SAN FRANCISCO—When Yahoo! announced last year that it had lost $42 million reviving NBC’s TV series Community and launching two other original shows, the company framed it as a failed experiment. It didn’t work, so Yahoo! was cutting its losses.
But those in the entertainment industry were scratching their heads: How could the company call it quits without spending more?
Netflix, after all, had spent $100 million on its first attempt at original programming—two seasons of House of Cards. Amazon spent $3 billion last year on content for its Prime video- and-music-streaming service, double what it spent in 2014.
“This is a go big or go home business,” said Brian Wieser, an analyst with Pivotal Research Group. “Call me when you’ve invested $4.2 billion in content, then it gets interesting.”
Everyone else
YAHOO!’S comparably small expenditure differs from the strategy embraced by the companies that dominate streaming entertainment. But those familiar with the Sunnyvale, California, firm say it illustrates a recurring stumbling block.
The firm has long struggled with its identity, flip-flopping between its roots as a technology company and its ambitions of becoming a media giant.
With the company now up for sale—Yahoo! is reportedly looking at a second round of bids sometime this month—it’s still unclear, after all these years, what Yahoo! really is.
Yahoo! started as a guide to the Internet, steering early explorers of the World Wide Web to the most interesting sites around.
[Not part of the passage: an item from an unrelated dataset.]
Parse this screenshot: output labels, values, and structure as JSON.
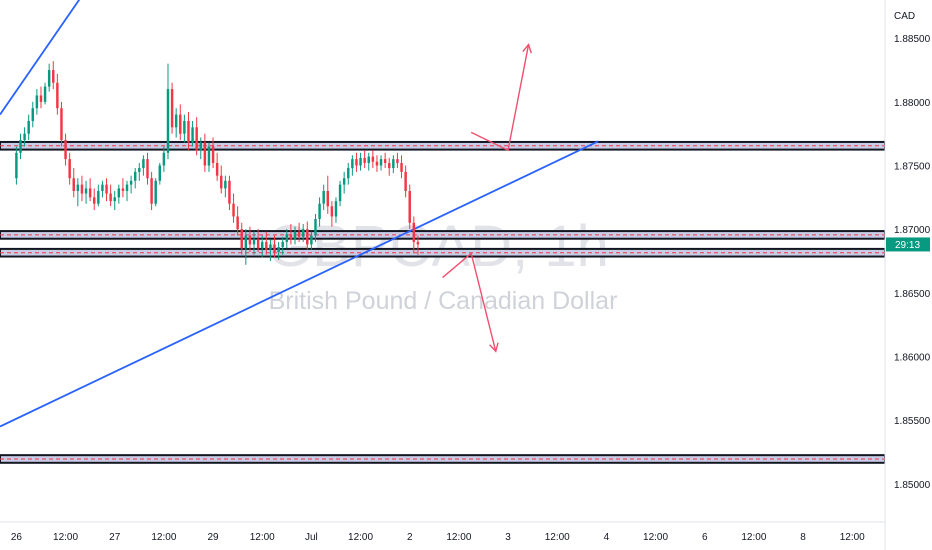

As the Internet matured, Yahoo! grew into a portal, offering search, e-mail, news, entertainment and anything else around, which it could sell advertising. But when the portal model fell out of favor, firms like Yahoo! struggled to adapt.
Newcomers have since eclipsed nearly every facet of Yahoo!’s tech business. Google long ago won search. For nearly a decade, Facebook has owned social. Everyone else won mobile.
Pivoting elsewhere
MEDIA has been the place where Yahoo! has staked, and then retracted, its claim.
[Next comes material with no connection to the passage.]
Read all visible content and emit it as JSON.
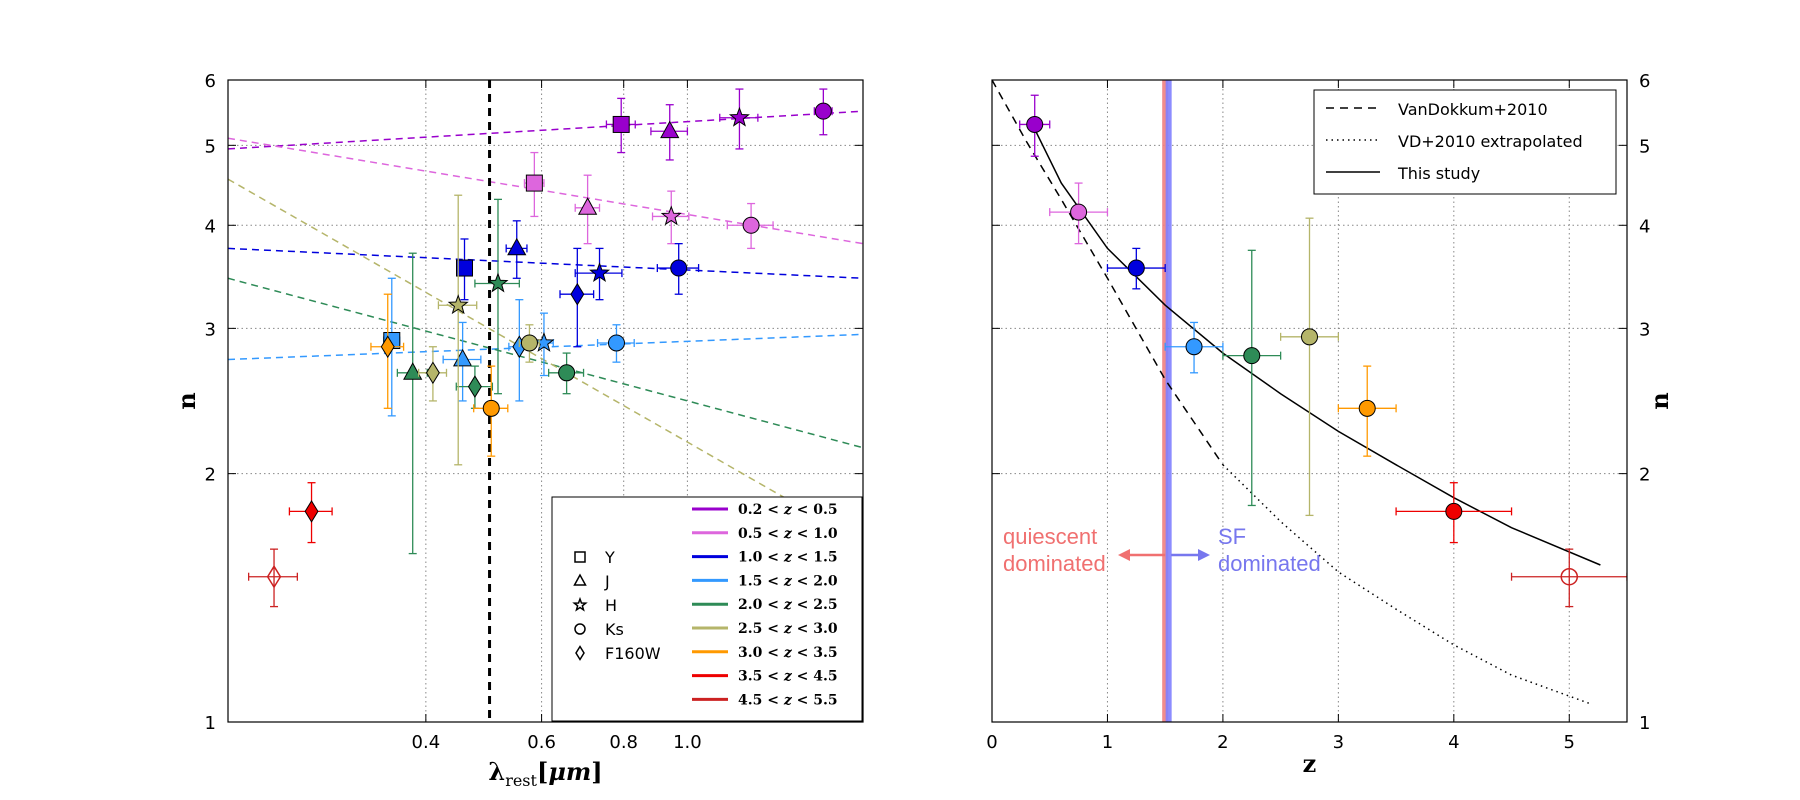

The company has Yahoo! Finance and News–long-running web sites that for years have drawn huge amounts of traffic (the company’s collective web sites drew 205 million visitors in March this year, according to ComScore, putting Yahoo! behind only Google’s sites and Facebook).
But each of Yahoo!’s attempts to grow beyond that—to be a hub for original scripted entertainment—have ended with it pulling back and pivoting elsewhere.
“Yahoo! had the ability to be a transformational media company,” said Peter Csathy, chief executive of consulting firm Manatt Digital. “It has all the assets you’d need to be successful—massive reach, globally known brand, some high-quality content and a sales team that has been effective—but it was never able to tie those pieces together.”
Television-style
IN 2004 the company hired former ABC executive Lloyd Braun to head up its media group, which was tasked with creating original programming that could give Hollywood a run for its money.
Braun, who had green-lighted shows such as Lost, Desperate Housewives and Grey’s Anatomy at ABC, helped Yahoo! launch original programming, such as the daily video-compilation show The 9 and the multimedia web site Kevin Sites in the Hot Zone.
But within two years, the company changed course. Its foray into television-style programming was now described by Braun in an interview with the New York Times as being “salt and pepper on the meal” as opposed to Yahoo!’s main attraction. Instead of creating its own content, it would lean on other media companies and content generated by users.
Shortly after that, Braun left the company. He declined to be interviewed for this story.
Multipronged
YAHOO!’S most recent attempt at entertainment media came after Chief Executive Marissa Mayer joined the company in 2012.
With revenue declining and mounting pressure from Wall Street to show financial and user growth, Mayer implemented a multipronged-turnaround strategy that has included work-force cuts; product launches; a revamped e-mail app; investments in mobile, social and advertising; and a $1.1-billion acquisition of Tumblr.
A key part of her strategy was a return to entertainment media.
Mayer hired news anchor Katie Couric on a $10 million-a-year contract, secured an exclusive live-streaming deal with the NFL and committed funding to original programming: the revival of Community and two new series, Sin City Saints and Other Space. A year later, all three shows were canceled.
World passed
In January Yahoo! shut down its video portal, Yahoo! Screen, and Mayer announced that the company was shifting away from original scripted content.
But Yahoo! kept Couric, now on a $15-million contract, even though its news web site remained a hodgepodge of links to other news providers.
And it kept four digital magazines—with a focus on news, sports, finance and lifestyle—while shutting down the rest. It launched an e-sports portal this year.
Yahoo! insiders can point to a handful of smart bets the company has made—an exclusive licensing deal with Saturday Night Live, NFL streaming, live music streaming for instance. But its aversion to risk, they say, meant it always pulled back before it could see results.
“Ultimately, Yahoo! had this opportunity,” Csathy said. “And the world passed it by.”